İşsizlikte de dünyadan ayrıştık

Mart ayında TÜİK, işsizlik oranını yüzde 14.1, işsiz sayısını da 4 milyon 544 bin kişi olarak açıkladı. Geçen sene aynı ayda bu sayı 3 milyon 210 kişi idi. Yani işsiz sayısı 1 milyon 344 bin kişi arttı. Bir ay öncesi, Şubat ayına göre  ise 186 bin kişi azaldı.

Tarım sektörü işsizliği gizlediği için, tarım dışı işsizlik oranı  sorunun tespiti ve boyutu için daha doğru göstergedir. Şubat ayında tarım dışı işsizlik oranı yüzde 16.1 oldu.

Genç nüfusta işsizlik oranı daha hızlı arttı. Geçen sene Mart  ayında yüzde 17.7 olan bu oran bu sene aynı ayda yüzde 25.2'ye  yükseldi. Bu durum yeni işe girişlerin olmadığını gösteriyor. Nedeni yeni yatırımlar yapılmıyor ve yeni istihdam yaratamıyoruz. Bu durum eğitimli insanları yurt dışına gitmeye zorluyor. Beyin göçünü hızlandırıyor.

İşsizlikte en doğru gösterge, iş aramayıp ta çalışmaya hazır olanların da katıldığı ''Fiili İşsiz Sayısı ve Fiili işsizlik Oranı''dır. Şubat ayında Fiili işsiz sayısı 6 milyon 813 bindir  ve Filli işsizlik oranı da yüzde 19.7 dir.

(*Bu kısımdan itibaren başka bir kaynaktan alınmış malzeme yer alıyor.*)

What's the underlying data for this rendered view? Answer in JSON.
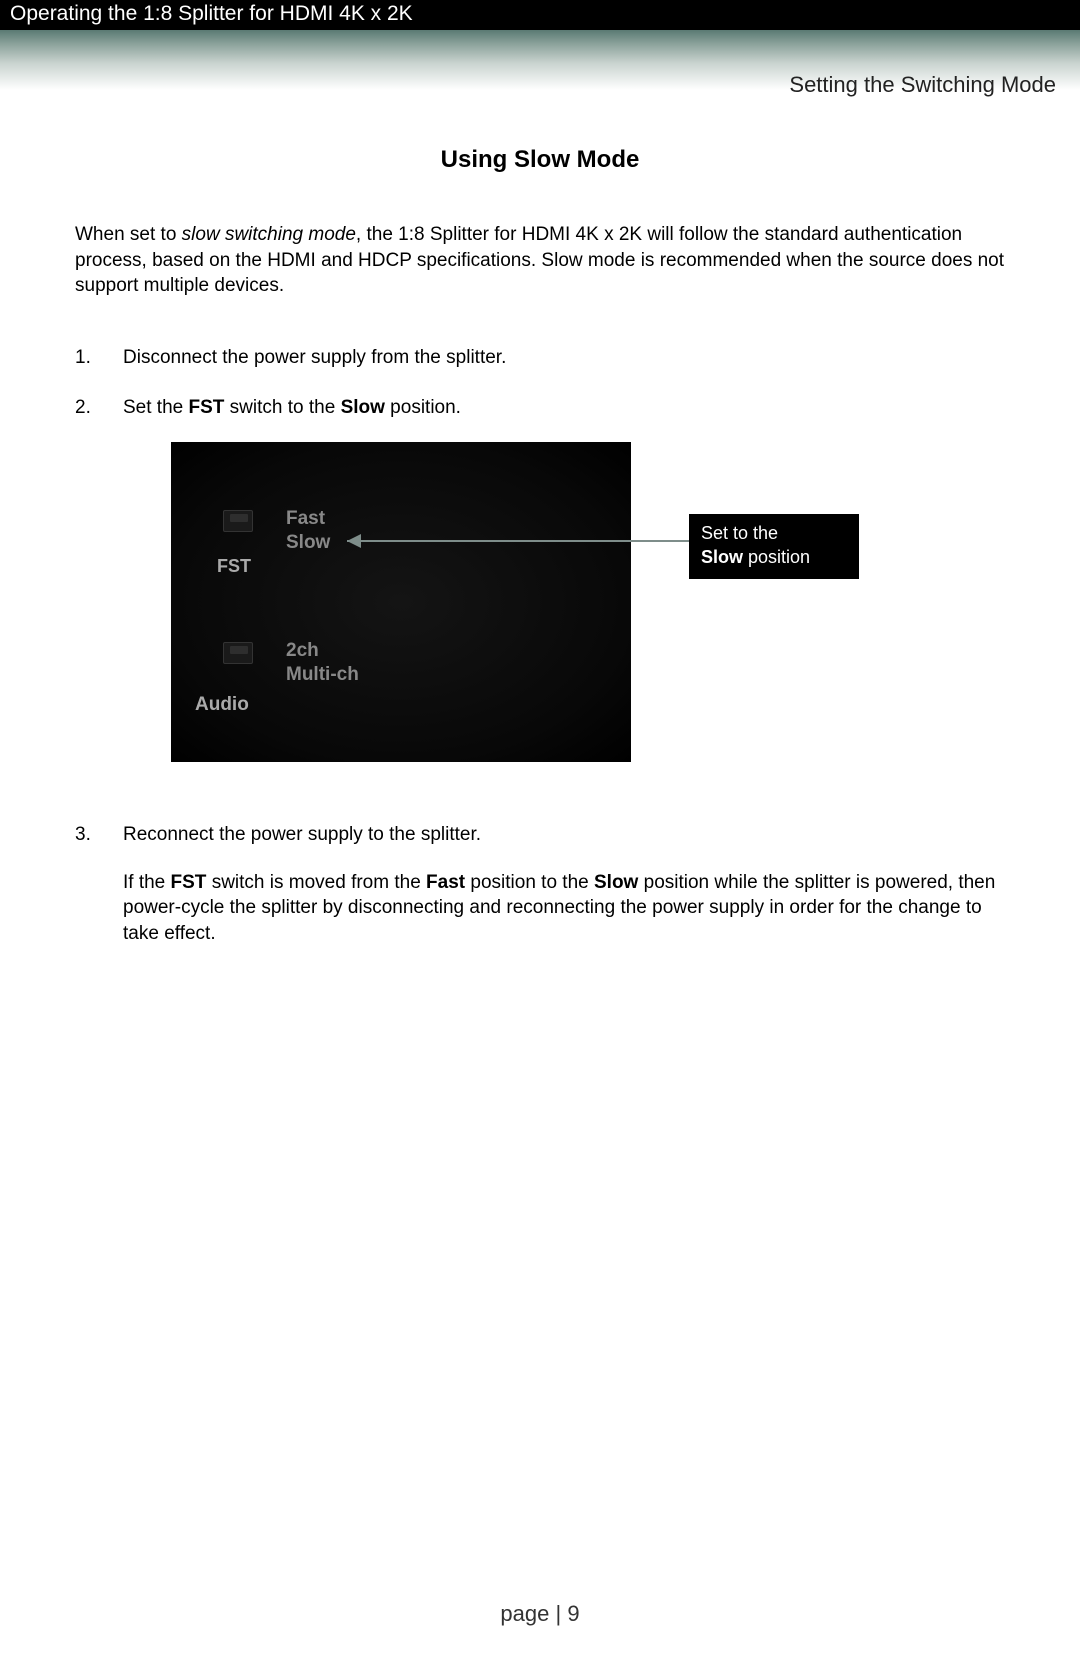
{
  "header": {
    "chapter_title": "Operating the 1:8 Splitter for HDMI 4K x 2K",
    "section_subhead": "Setting the Switching Mode"
  },
  "title": "Using Slow Mode",
  "intro": {
    "pre": "When set to ",
    "emph": "slow switching mode",
    "post": ", the 1:8 Splitter for HDMI 4K x 2K will follow the standard authentication process, based on the HDMI and HDCP specifications.  Slow mode is recommended when the source does not support multiple devices."
  },
  "steps": {
    "s1": "Disconnect the power supply from the splitter.",
    "s2_pre": "Set the ",
    "s2_b1": "FST",
    "s2_mid": " switch to the ",
    "s2_b2": "Slow",
    "s2_post": " position.",
    "s3": "Reconnect the power supply to the splitter.",
    "s3_note_pre": "If the ",
    "s3_note_b1": "FST",
    "s3_note_mid1": " switch is moved from the ",
    "s3_note_b2": "Fast",
    "s3_note_mid2": " position to the ",
    "s3_note_b3": "Slow",
    "s3_note_post": " position while the splitter is powered, then power-cycle the splitter by disconnecting and reconnecting the power supply in order for the change to take effect."
  },
  "device": {
    "fast": "Fast",
    "slow": "Slow",
    "fst": "FST",
    "twoch": "2ch",
    "multich": "Multi-ch",
    "audio": "Audio"
  },
  "callout": {
    "line1": "Set to the",
    "bold": "Slow",
    "line2_rest": " position"
  },
  "footer": {
    "label": "page | ",
    "number": "9"
  }
}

Uluslararası Çalışma Örgütü'nün (ILO) şubat 2019 ''Dünyada İstihdam ve sosyal görünüm-eğilimler 2019'' raporunda; Küresel işsizliğin azaltılmasında ilerleme kaydedildiği, sorunun işsizlik değil iş kalitesindeki iyileşme olduğu vurgulanıyor. Başka bir ifade ile Dünya işsizliği çözdü, şimdi iş kalitesini artırmak için çalışıyor. Rapora göre, ortalama işsizlik oranı, Afrika'da yüzde 4.5, Kuzey Amerika'da yüzde 4.1, Arap ülkelerinde yüzde 7.3 ve Asya Pasifik ülkelerinde ise 3.6'dır.

Yine İLO  "Dünyada işsizlik oranı yüzde 5'in altına düşerse, altındakiler için Evrensel Asgari ücret'' verilebilir diyor. Kaldı ki yüzde 3-yüzde 4 işsizlik oranları, arizi işsizlik demektir. Zira sıfır işsizlik olmaz, geçici nedenlerle iş değiştirmeler gibi sebeplerle her zaman yüzde 3 veya 4 işsizlik olur.

Maalesef  Türkiye yüksek işsizlik oranı ile dünyadan ayrıştı.

İşsizlik, istikrarsızlığın özet sonucudur. Yaz aylarında biraz düşebilir. Ancak  ekonomik, siyasi ve hukuki sorunlara bakarsak eğilim artış yönündedir.

Siyasi, sosyal ve ekonomik anlamda her gün farklı bir sorunla karşılaşıyoruz. Geçen hafta sonu da, Moody's kredi notumuzu düşürdü. Aynı Moody's'in 2014 yılında Türkiye kredi notu  Baa3 =yatırım yapılabilir seviyesindeydi. Kredi notumuzu sürekli düşürdü ve geçen hafta B1 negatif-yüksek düzeyde spekülatif seviyesine indirdi. Diğerleri de öğle… Biz ne dersek diyelim Dünya bunların notuna bakıyor. Her şey gelip sonunda işsizlik gibi insan refahını vuruyor.

İşsizliğin çözümü, üretim, istihdam ve bölüşüm dengesi içinde gerçekleşir. Ancak her şeyden önce bu dengenin sağlam bir demokrasi, hukuki ve siyasi altyapısı olmalıdır.  Sonrada niyet etmek ve adım atmamız gerekiyor.